Rz. 50

Nach § 41 Abs. 1 S. 2 AO gilt "dies" nicht, soweit sich aus den Steuergesetzen etwas anderes ergibt. Unter "dies" ist die in dem vorangehenden S. 1 getroffene Regelung zu verstehen, dass die Unwirksamkeit oder das Unwirksamwerden eines Rechtsgeschäfts für die Besteuerung unerheblich ist, soweit und solange die Beteiligten das wirtschaftliche Ergebnis dieses Rechtsgeschäfts gleichwohl eintreten und bestehen lassen. Der durch § 41 Abs. 1 S. 2 AO zum Ausdruck gebrachte Vorrang abweichender Regelungen bezieht sich damit auf Fälle, in denen die Unwirksamkeit für die Besteuerung erheblich ist, weil das betreffende Steuergesetz den Eintritt der sich aus ihm ergebenden Rechtsfolgen von der zivilrechtlichen Wirksamkeit eines Rechtsgeschäfts abhängig macht.[1] Für die Annahme, dass § 41 Abs. 1 S. 2 AO die Regelung des S. 1 auch hinter solche Vorschriften zurücktreten lasse, deren Tatbestand allein auf die Verwirklichung tatsächlicher Vorgänge abstelle[2], besteht kein Bedürfnis, weil in diesen Fällen eine von der Regelung des S. 1 abweichende Rechtsfolge von vornherein nicht eintreten kann. Auch mit der Frage, ob die nachträgliche Beseitigung des wirtschaftlichen Ergebnisses des unwirksamen Rechtsgeschäfts auf den Zeitpunkt der Steuerentstehung zurückwirkt oder nur für die Zukunft Rechtsfolgen entfaltet, hat § 41 Abs. 1 S. 2 AO entgegen einer verbreiteten Ansicht[3] nichts zu tun, weil diese Frage nicht Gegenstand der in S. 1 getroffenen Regelung ist (vgl.
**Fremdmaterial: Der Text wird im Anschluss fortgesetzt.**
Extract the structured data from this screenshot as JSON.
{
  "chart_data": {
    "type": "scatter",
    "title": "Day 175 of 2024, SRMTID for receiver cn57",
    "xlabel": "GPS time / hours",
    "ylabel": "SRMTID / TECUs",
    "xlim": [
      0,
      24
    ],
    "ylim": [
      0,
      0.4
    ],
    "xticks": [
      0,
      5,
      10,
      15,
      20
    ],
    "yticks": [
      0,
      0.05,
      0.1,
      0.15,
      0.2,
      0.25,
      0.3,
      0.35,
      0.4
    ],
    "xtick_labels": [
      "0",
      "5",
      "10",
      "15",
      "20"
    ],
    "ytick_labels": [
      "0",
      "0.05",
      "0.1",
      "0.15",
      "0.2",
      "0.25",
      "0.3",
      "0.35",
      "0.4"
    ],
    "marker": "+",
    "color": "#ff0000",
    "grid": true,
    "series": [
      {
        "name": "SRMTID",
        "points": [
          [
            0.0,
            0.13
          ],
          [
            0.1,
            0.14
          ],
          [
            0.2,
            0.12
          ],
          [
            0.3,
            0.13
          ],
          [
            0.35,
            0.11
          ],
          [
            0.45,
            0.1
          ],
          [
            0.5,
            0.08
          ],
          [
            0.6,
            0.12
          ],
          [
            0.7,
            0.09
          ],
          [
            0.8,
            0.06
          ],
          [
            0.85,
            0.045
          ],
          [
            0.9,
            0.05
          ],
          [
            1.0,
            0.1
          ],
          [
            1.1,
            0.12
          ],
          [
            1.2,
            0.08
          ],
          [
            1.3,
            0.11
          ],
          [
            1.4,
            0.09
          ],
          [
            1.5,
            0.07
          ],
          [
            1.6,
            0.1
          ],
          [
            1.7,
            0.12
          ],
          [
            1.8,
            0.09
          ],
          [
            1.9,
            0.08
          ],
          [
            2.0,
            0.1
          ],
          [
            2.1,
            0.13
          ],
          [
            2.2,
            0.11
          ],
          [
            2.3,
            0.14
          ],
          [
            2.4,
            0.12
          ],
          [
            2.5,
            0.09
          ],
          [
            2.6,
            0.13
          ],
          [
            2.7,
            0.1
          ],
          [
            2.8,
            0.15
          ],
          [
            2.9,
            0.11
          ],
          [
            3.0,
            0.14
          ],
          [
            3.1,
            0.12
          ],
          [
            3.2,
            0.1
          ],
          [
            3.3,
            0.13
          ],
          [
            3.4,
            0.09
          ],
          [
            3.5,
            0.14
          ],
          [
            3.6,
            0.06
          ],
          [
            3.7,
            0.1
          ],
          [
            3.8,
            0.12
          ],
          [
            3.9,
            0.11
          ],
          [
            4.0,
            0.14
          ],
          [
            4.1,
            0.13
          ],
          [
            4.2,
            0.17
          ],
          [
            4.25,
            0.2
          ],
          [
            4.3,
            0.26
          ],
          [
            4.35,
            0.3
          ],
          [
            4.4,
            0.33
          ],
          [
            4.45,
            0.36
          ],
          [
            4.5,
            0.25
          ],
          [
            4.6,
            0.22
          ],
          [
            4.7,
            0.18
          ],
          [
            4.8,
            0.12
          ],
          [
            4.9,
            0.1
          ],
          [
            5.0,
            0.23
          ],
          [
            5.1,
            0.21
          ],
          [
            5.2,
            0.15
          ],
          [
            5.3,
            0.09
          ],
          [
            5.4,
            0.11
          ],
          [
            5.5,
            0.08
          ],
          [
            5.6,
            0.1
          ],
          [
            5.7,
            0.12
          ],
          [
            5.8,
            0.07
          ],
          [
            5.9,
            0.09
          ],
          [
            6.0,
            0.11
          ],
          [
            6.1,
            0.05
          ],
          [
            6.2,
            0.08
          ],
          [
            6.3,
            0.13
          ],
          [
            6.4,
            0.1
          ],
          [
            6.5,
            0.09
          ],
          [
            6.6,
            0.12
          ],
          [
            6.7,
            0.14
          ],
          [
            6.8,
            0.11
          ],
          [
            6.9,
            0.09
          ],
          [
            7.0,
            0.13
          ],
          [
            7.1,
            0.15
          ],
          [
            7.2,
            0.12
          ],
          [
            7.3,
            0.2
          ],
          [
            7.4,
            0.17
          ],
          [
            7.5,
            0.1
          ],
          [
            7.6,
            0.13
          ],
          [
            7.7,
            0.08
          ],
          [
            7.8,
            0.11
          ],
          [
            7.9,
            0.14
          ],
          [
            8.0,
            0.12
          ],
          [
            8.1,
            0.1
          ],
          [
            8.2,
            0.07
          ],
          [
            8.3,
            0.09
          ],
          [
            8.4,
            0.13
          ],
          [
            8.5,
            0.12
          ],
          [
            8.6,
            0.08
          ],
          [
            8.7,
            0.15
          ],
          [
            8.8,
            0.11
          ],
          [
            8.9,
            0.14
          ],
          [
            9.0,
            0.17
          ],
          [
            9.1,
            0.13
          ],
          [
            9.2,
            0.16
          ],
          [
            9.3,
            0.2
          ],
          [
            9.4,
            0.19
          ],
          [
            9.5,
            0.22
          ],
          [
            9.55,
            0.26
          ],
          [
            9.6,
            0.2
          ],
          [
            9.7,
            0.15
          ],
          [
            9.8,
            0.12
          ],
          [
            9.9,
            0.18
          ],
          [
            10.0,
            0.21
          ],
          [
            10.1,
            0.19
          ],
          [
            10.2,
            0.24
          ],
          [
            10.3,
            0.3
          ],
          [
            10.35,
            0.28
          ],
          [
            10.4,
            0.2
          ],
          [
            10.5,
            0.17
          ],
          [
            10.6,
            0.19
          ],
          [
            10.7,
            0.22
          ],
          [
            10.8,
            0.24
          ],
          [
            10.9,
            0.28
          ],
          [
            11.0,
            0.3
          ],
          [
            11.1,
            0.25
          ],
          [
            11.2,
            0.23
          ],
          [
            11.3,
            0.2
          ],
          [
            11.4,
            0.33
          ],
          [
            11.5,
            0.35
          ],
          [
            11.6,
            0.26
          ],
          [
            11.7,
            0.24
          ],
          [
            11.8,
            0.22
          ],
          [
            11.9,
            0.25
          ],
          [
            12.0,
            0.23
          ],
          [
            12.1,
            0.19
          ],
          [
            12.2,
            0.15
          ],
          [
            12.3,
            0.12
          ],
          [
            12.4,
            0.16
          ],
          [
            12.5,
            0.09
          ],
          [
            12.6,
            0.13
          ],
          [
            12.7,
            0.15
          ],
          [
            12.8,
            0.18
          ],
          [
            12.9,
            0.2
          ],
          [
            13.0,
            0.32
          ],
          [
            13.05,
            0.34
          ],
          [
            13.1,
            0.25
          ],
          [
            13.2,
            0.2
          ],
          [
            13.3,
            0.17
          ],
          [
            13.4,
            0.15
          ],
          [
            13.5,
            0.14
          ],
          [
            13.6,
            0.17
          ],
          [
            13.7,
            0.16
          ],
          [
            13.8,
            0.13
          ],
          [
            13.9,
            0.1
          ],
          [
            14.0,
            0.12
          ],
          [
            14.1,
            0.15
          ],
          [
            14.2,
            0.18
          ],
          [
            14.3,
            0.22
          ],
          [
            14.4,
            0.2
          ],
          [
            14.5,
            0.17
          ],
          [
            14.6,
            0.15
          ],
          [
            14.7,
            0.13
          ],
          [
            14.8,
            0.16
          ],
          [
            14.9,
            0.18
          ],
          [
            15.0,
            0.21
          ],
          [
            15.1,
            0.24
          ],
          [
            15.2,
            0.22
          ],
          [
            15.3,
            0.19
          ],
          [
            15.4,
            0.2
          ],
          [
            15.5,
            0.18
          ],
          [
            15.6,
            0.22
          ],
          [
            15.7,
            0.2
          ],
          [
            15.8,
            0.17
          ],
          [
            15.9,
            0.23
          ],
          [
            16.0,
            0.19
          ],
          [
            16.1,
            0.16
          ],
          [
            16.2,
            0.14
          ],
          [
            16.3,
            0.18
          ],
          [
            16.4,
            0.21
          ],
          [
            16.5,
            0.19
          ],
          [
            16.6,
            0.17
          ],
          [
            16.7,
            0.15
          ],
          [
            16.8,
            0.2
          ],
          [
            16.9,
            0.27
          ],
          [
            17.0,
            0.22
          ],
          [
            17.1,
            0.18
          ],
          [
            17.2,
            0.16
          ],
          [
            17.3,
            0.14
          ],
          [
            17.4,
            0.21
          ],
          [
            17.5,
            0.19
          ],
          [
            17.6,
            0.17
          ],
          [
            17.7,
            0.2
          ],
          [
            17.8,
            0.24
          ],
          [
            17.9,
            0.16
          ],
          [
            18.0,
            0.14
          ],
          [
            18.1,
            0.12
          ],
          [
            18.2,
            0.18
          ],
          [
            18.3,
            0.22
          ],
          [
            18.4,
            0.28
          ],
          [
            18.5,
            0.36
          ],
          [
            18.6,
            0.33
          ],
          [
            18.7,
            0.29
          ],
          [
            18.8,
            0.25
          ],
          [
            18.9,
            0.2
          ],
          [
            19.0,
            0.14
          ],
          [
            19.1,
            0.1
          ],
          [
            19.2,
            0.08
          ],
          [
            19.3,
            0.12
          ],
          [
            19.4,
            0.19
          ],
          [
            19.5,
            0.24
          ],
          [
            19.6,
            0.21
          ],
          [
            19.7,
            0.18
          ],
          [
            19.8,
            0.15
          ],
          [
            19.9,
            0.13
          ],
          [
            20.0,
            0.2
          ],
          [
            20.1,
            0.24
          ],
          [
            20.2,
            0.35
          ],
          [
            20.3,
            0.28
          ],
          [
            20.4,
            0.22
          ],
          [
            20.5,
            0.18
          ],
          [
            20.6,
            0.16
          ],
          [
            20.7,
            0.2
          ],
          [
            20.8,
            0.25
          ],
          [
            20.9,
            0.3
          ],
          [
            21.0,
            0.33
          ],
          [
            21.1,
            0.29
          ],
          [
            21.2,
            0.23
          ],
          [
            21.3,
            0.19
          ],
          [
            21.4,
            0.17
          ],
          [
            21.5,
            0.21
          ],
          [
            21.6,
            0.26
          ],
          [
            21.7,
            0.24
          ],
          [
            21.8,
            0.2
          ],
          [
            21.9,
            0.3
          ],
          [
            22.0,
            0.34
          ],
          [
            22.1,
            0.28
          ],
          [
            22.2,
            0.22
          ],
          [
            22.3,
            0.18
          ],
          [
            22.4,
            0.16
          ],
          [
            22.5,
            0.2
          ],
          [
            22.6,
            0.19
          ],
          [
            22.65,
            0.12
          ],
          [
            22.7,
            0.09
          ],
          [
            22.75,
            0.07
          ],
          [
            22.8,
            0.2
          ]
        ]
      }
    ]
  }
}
Rz. 3).

 

Rz. 51

Von § 41 Abs. 1 S. 1 AO abweichende Sonderregelungen finden sich sowohl im Ertragsteuer- als auch im Umsatzsteuer- und Verkehrsteuerrecht.

So setzt das Vorliegen einer körperschaftsteuerrechtlichen Organschaft i. S. der §§ 14 bis 17 KStG den Abschluss eines zivilrechtlich wirksamen Gewinnabführungsvertrags voraus, der insbesondere von der notariell beurkundeten Zustimmung der Gesellschafterversammlung der beherrschten Gesellschaft und der Eintragung des Vertrags in das Handelsregister abhängig ist.[4]

Auch für die umsatzsteuerrechtliche Organschaft triftt § 2 Abs. 2 Nr. 2 Satz 1 UStG von § 41 Abs. 1 S. 1 AO abweichende Regelungen. Für die erforderliche finanzielle Eingliederung der Organgesellschaft reichen weder formnichtige Anteilsübertragungen noch mündliche Treuhandabreden aus.[5] Poolvereinbarungen sind steuerrechtlich nur in Satzungsform anzuerkennen.[6] Gleiches gilt für "Stimmbindungsvereinbarungen" und "Stimmrechtsvollmachten".[7] Die Begründung der organisatorischen Eingliederung durch einen Beherrschungsvertrag setzt voraus, dass dieser durch Eintragung in das Handelsregister wirksam geworden ist.[8]

Im Bereich der GrESt findet § 41 Abs. 1 S. 1 AO wegen der engen Anknüpfung dieser Steuer an Tatbestände des Zivilrechts nur in Ausnahmefällen Anwendung. Ein gem. § 311b Abs. 1 S. 1 BGB der Beurkundung bedürftiger Vertrag, der jeglicher notarieller Beurkundung ermangelt, kann der Steuer aus § 1 Abs. 1 Nr. 1 GrEStG in keinem Fall unterliegen. Denn das "wirtschaftliche Ergebnis" eines "Rechtsgeschäfts, das den Anspruch auf Übereignung begründet", ist nicht etwas Reales, sondern die vertragliche Begründung eines Anspruchs, dessen Bestand und Durchsetzbarkeit auf der Rechtsordnung beruht.[9] Wird bei einem aufschiebend bedingten Grundstückskaufvertrag die Auflassung bereits vor Bedingungseintritt erklärt, entsteht die Steuer ungeachtet der Auflassung erst mit Bedingungseintritt. Die Subsidiarität des § 1 Abs. 1 Nr. 2 GrEStG gegenüber § 1 Abs. 1 Nr. 1 GrEStG und die Regelung über die Steuerentstehung bei aufschiebend bedingten Erwerbsvorgängen in § 14 Nr. 1 GrEStG schließen die Anwendung des § 41 Abs. 1 S. 1 AO aus.[10]